Fünf neue Täuflinge hatten wir am Äquator, die Taufe war für die, die diese Prozedur schon kannten, immer wieder eine Gaudi.

Am 10. September erreichten wir Santos und dort mussten wir acht Tage bleiben, weil wir das Entladen nur mit eigenen Leuten schaffen mussten, außerdem waren noch drei Mann ausgerückt, denen es an Bord nicht mehr gefiel. Der Kapitän war darüber schrecklich aufgeregt, setzte Himmel und Hölle und die Polizei in Bewegung, um die Ausreißer wieder einzufangen. Nach fünf Tagen hatte die Polizei die Ausreißer auch tatsächlich in Sao Paulo, einer deutschen Siedlung in der Nähe von Santos, aufgegriffen und an Bord gebracht. Das Donnerwetter war nicht von schlechten Eltern, aber die Leute waren zu verstehen, denn an Bord war es wirklich fast nicht auszuhalten.

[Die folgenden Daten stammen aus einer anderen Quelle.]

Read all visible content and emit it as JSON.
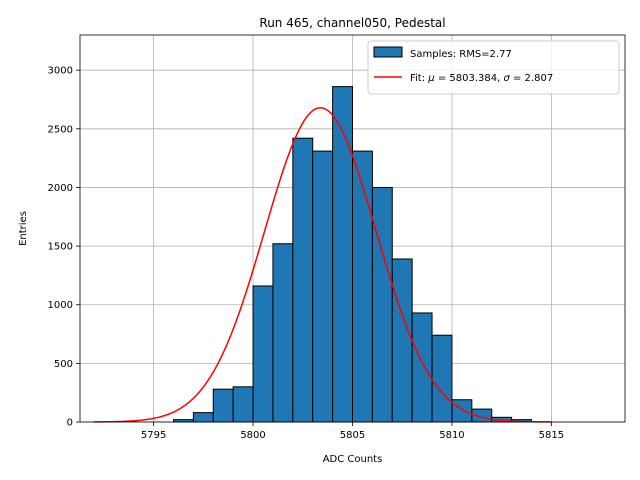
{
  "chart_data": {
    "type": "bar",
    "title": "Run 465, channel050, Pedestal",
    "xlabel": "ADC Counts",
    "ylabel": "Entries",
    "xlim": [
      5791.3,
      5818.7
    ],
    "ylim": [
      0,
      3300
    ],
    "xticks": [
      5795,
      5800,
      5805,
      5810,
      5815
    ],
    "yticks": [
      0,
      500,
      1000,
      1500,
      2000,
      2500,
      3000
    ],
    "xtick_labels": [
      "5795",
      "5800",
      "5805",
      "5810",
      "5815"
    ],
    "ytick_labels": [
      "0",
      "500",
      "1000",
      "1500",
      "2000",
      "2500",
      "3000"
    ],
    "grid": true,
    "legend_position": "top-right",
    "bar_color": "#1f77b4",
    "fit_color": "#ff0000",
    "bins": {
      "edges": [
        5792,
        5793,
        5794,
        5795,
        5796,
        5797,
        5798,
        5799,
        5800,
        5801,
        5802,
        5803,
        5804,
        5805,
        5806,
        5807,
        5808,
        5809,
        5810,
        5811,
        5812,
        5813,
        5814,
        5815,
        5816,
        5817
      ],
      "counts": [
        0,
        0,
        0,
        0,
        20,
        80,
        280,
        300,
        1160,
        1520,
        2420,
        2310,
        2860,
        2310,
        2000,
        1390,
        930,
        740,
        190,
        110,
        40,
        20,
        0,
        0,
        0
      ]
    },
    "fit": {
      "mu": 5803.384,
      "sigma": 2.807,
      "amplitude": 2680,
      "x_range": [
        5792,
        5815
      ]
    },
    "legend": {
      "samples_label": "Samples: RMS=2.77",
      "fit_prefix": "Fit: ",
      "fit_mu_symbol": "μ",
      "fit_mu_text": " = 5803.384, ",
      "fit_sigma_symbol": "σ",
      "fit_sigma_text": " = 2.807"
    }
  }
}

Damals war Sao Paulo eine Siedlung von 3.000 Einwohnern, heute ist Sao Paulo eine Großstadt. Von deutschen Familien wurde ich oftmals eingeladen. Sie holten mich dann mit Pferden ab, bis zur Siedlung musste man dann noch 30 Kilometer reiten. Das Essen bei den Siedlern war nach dem ewigen Schlangenfraß an Bord geradezu ein Festgeschenk und ich langte feste zu. Die Ansiedler mochten mich wohl gerne leiden, sie versuchten wenigstens, mich zu überreden, bei ihnen zu bleiben. Sie versprachen sogar, mich zu verstecken. In den schönsten Farben malten sie mir die Zukunft aus, aber ich konnte mich doch nicht entschließen, meine geliebten Schiffsplanken zu verlassen. Auf der "Pamelia" brauchte ich ja auf Dauer nicht zu bleiben. Die Siedler bedauerten meinen Entschluss sehr, mir fiel der Abschied von ihnen gar nicht leicht, aber ich war nun einmal Seemann. Wer weiß, vielleicht hätte ich wirklich dort einmal mein Glück machen können, denn die Stadt hatte in den darauffolgenden Jahren einen enormen Aufstieg.

Mit Sandballast und einer Ladung Mate setzten wir unsere Reise fort und waren am 28. September in Valparaiso. Die See war gut und so kamen wir schnell bis Kap Horn. Da es Frühling war, hatten wir meistens gutes Wetter und konnten innerhalb der Falklandinseln gehen und dadurch einen ziemlichen Weg abschneiden. Kap Horn passierten wir am 13. Oktober bei ganz klarem Wetter, es war das einzige Mal, dass ich Kap Horn richtig gesehen habe. Man bleibt sonst immer in ziemlich respektvollem Abstand von dieser berüchtigten Ecke. Der Kap-Horn-Fahrer sagt immer, wenn er gut ums Kap Horn kommt, hat er Glück gehabt oder der liebe Gott hat geholfen. Der Wind war südlich und so segelten wir mit einer Durchschnittsgeschwindigkeit von zehn Kilometern nach Valparaiso, wo wir am 24. Oktober eintrafen.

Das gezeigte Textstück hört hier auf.